One person who could more credibly make a genuinely big, bold offer to Labour is David Davis, precisely because he would be trusted by his own side not to sell out on the big principles, while being pragmatic enough on how to deliver them. I’ve said before that DD is the Martin McGuinness of the Brexit movement, capable of compromise without abandoning his supporters’ main strategic goal. And despite errors from key allies like Andrew Mitchell, he looks increasingly like the favourite in any Tory leadership race. Green this morning reiterated David Lidington’s line about “the warm Prosecco problem” of Tory MPs gossiping about the leadership. But Mitchell’s parties feature only the finest Champagne, and DD himself likes a pint of bitter. That’s the kind of cross-class, party consensus that May will need to worry about most.

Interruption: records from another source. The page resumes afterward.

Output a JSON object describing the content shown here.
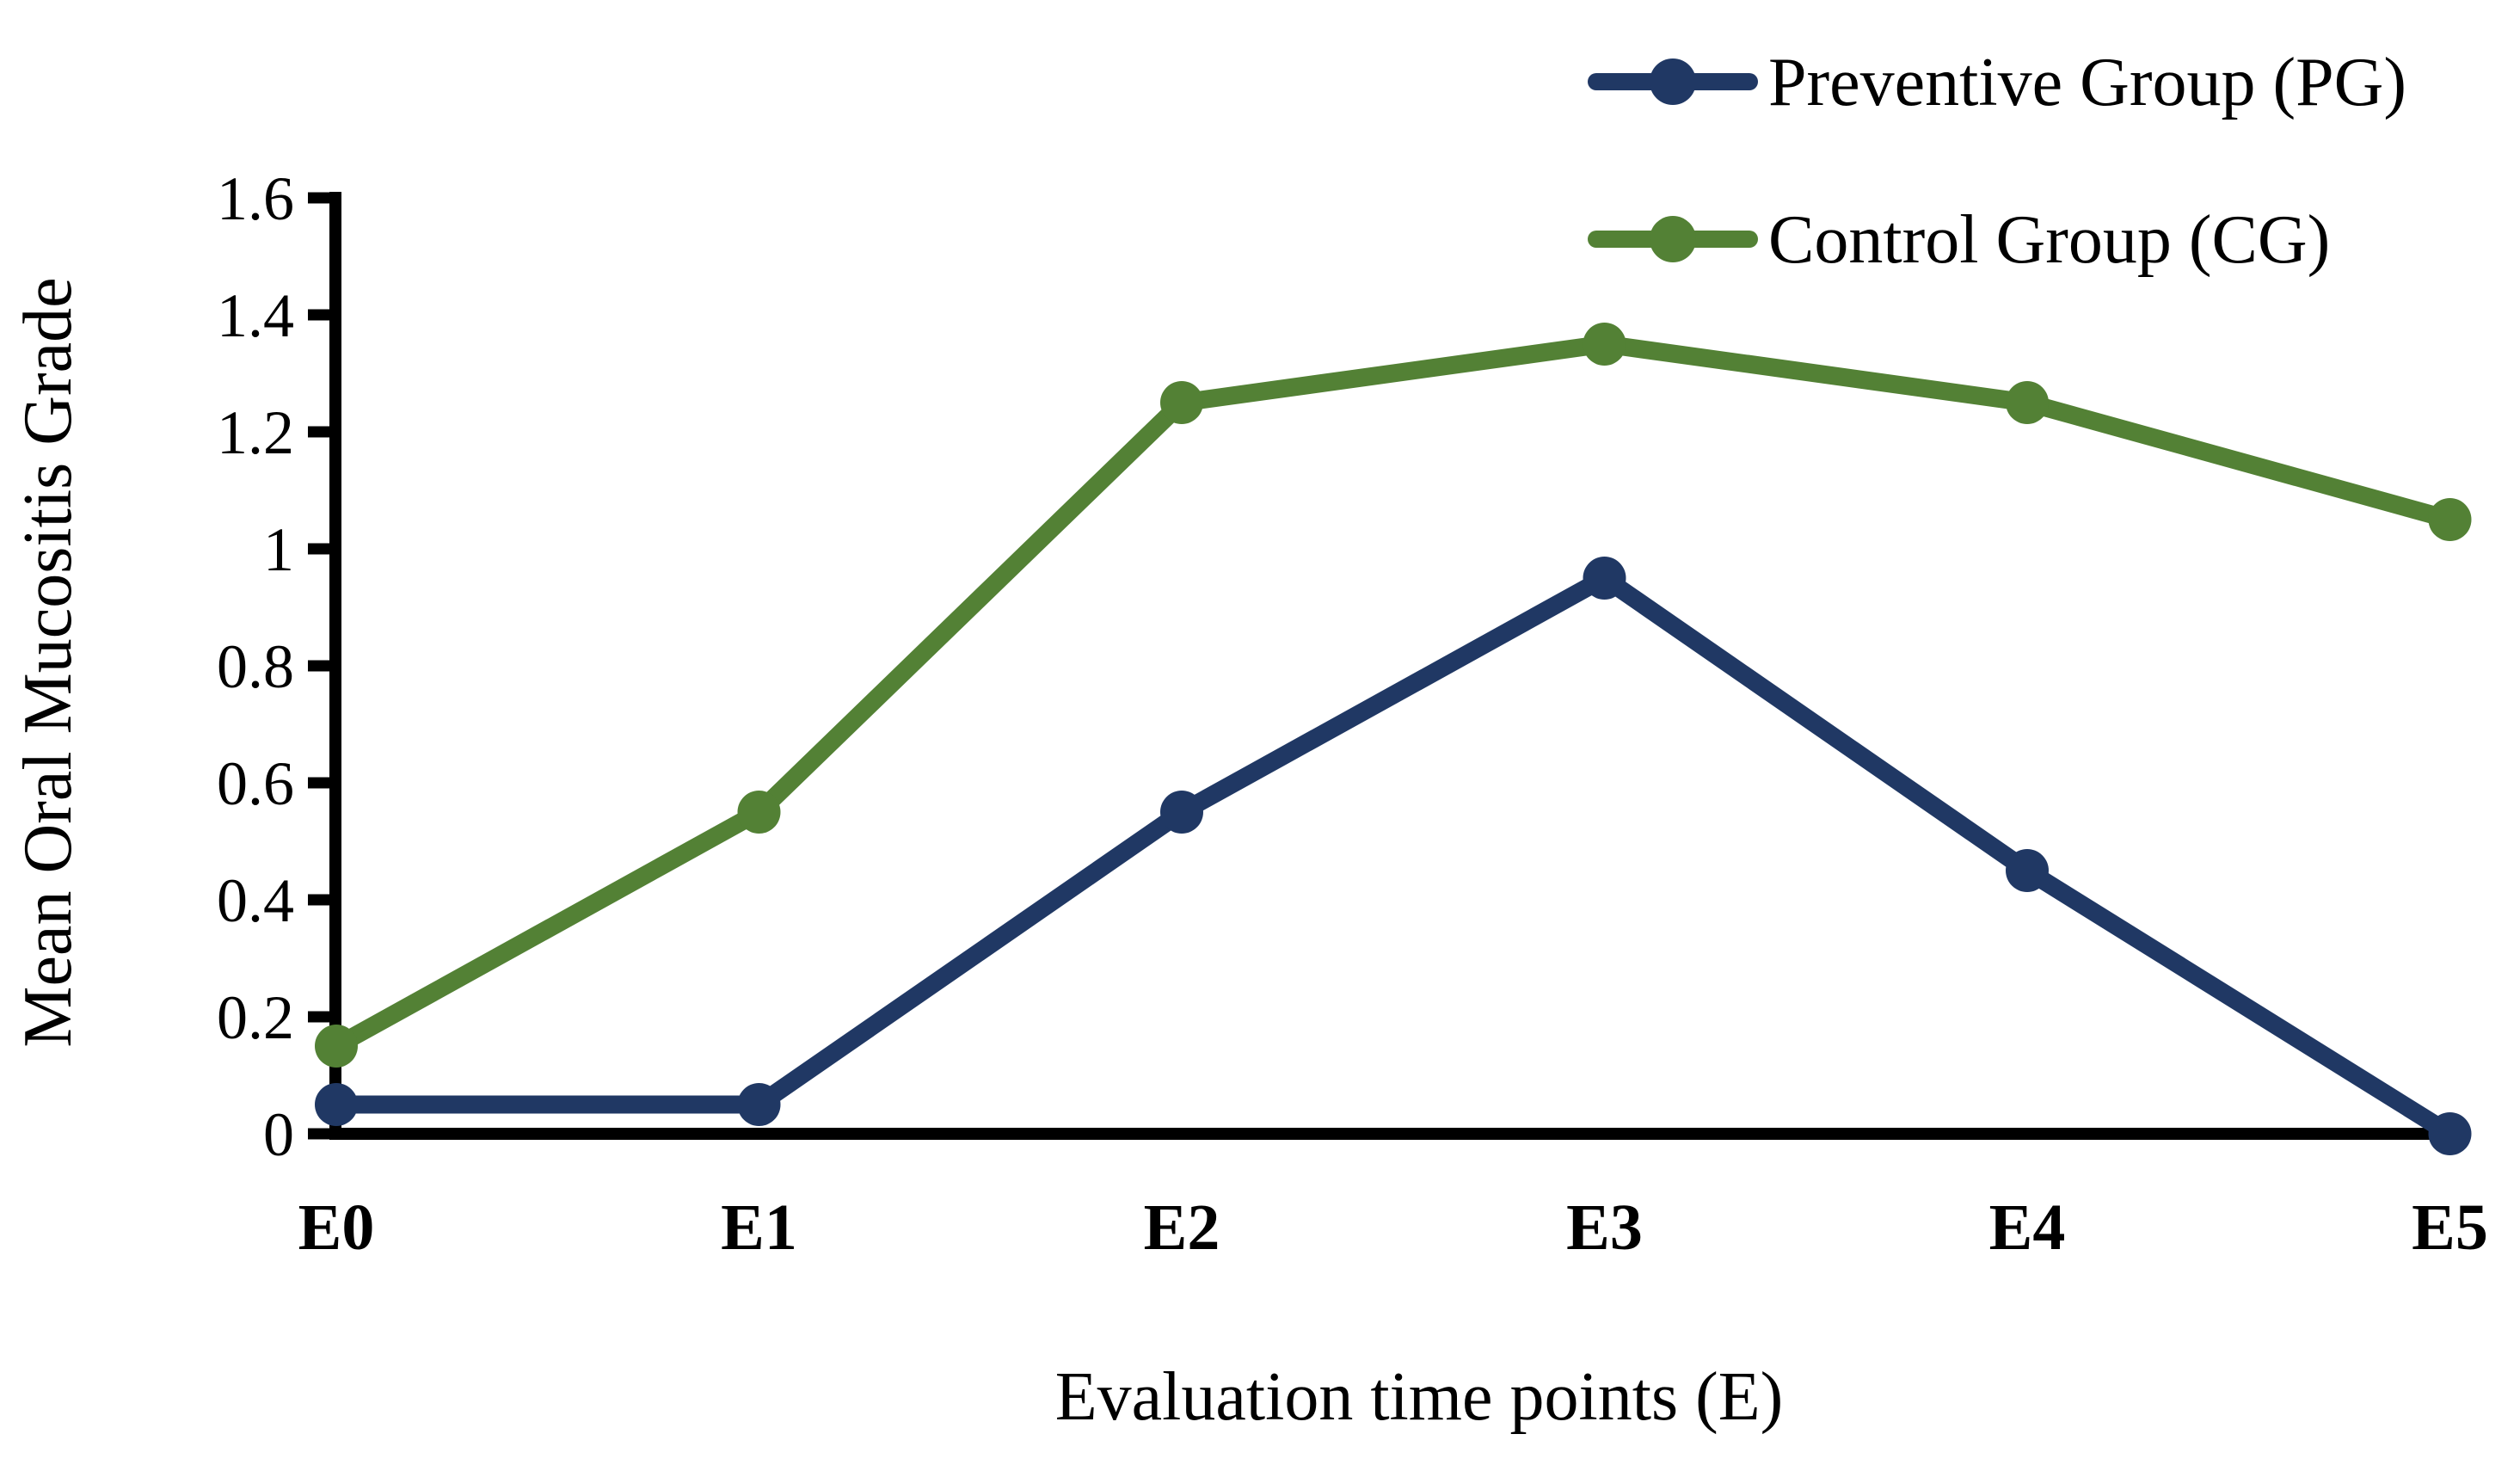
{
  "chart_data": {
    "type": "line",
    "title": "",
    "xlabel": "Evaluation time points (E)",
    "ylabel": "Mean Oral Mucositis Grade",
    "categories": [
      "E0",
      "E1",
      "E2",
      "E3",
      "E4",
      "E5"
    ],
    "series": [
      {
        "name": "Preventive Group (PG)",
        "color": "#203864",
        "values": [
          0.05,
          0.05,
          0.55,
          0.95,
          0.45,
          0
        ]
      },
      {
        "name": "Control Group (CG)",
        "color": "#538135",
        "values": [
          0.15,
          0.55,
          1.25,
          1.35,
          1.25,
          1.05
        ]
      }
    ],
    "ylim": [
      0,
      1.6
    ],
    "ytick_interval": 0.2,
    "ytick_labels": [
      "0",
      "0.2",
      "0.4",
      "0.6",
      "0.8",
      "1",
      "1.2",
      "1.4",
      "1.6"
    ],
    "grid": false,
    "legend_position": "top-right",
    "marker": "circle",
    "axis_color": "#000000",
    "background": "#ffffff"
  }
}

For little obvious reason — but mainly, one has to suspect, for want of a better — David Davis has emerged as the Tory front-runner for a new leader (and, in the present dispensation, Prime Minister). I cannot help musing the Waugh over-eggs his pudding with the “trusted by his own side”. The ultras on the frothing right of the Tory Party trust no-one but themselves — which is why Theresa May keeps head-bangers and second-raters like Liam Fox and Andrea Leadsom as household pets. As of now, Davis’s key strength is keeping in line. Were he to go rogue, he could easily bring down the whole shebang.

One final, dislocated thought:

John Rentoul (another commentator of value) is, but of course, cocking an ironic eye there. Irony on irony: that Paul Staines (by name and by nature) felt moved to protect “the establishment”.

On Saturday I was at the Big Meeting, the Durham Miners’ Gala. The Red Banners flew free. The Red Flag was sung, and — uniquely — the singers knew more than the first verse and chorus.  Tee-shirts proclaimed ¡No pasarán! and La lutte continue! I even heard a scratch band bash out The Internationale. I could have bought books, badges and posters celebrating Lenin, Trotsky, James Connolly.

It was all festive, and slightly tongue-in-cheek. For all the revolutionary ardor, these subversives were set on little more than getting down the next pint.

And yet, according to Guido Fawkes: they had already won! These north-easterners had voted #Brexit. They were successfully challenging the Establishment.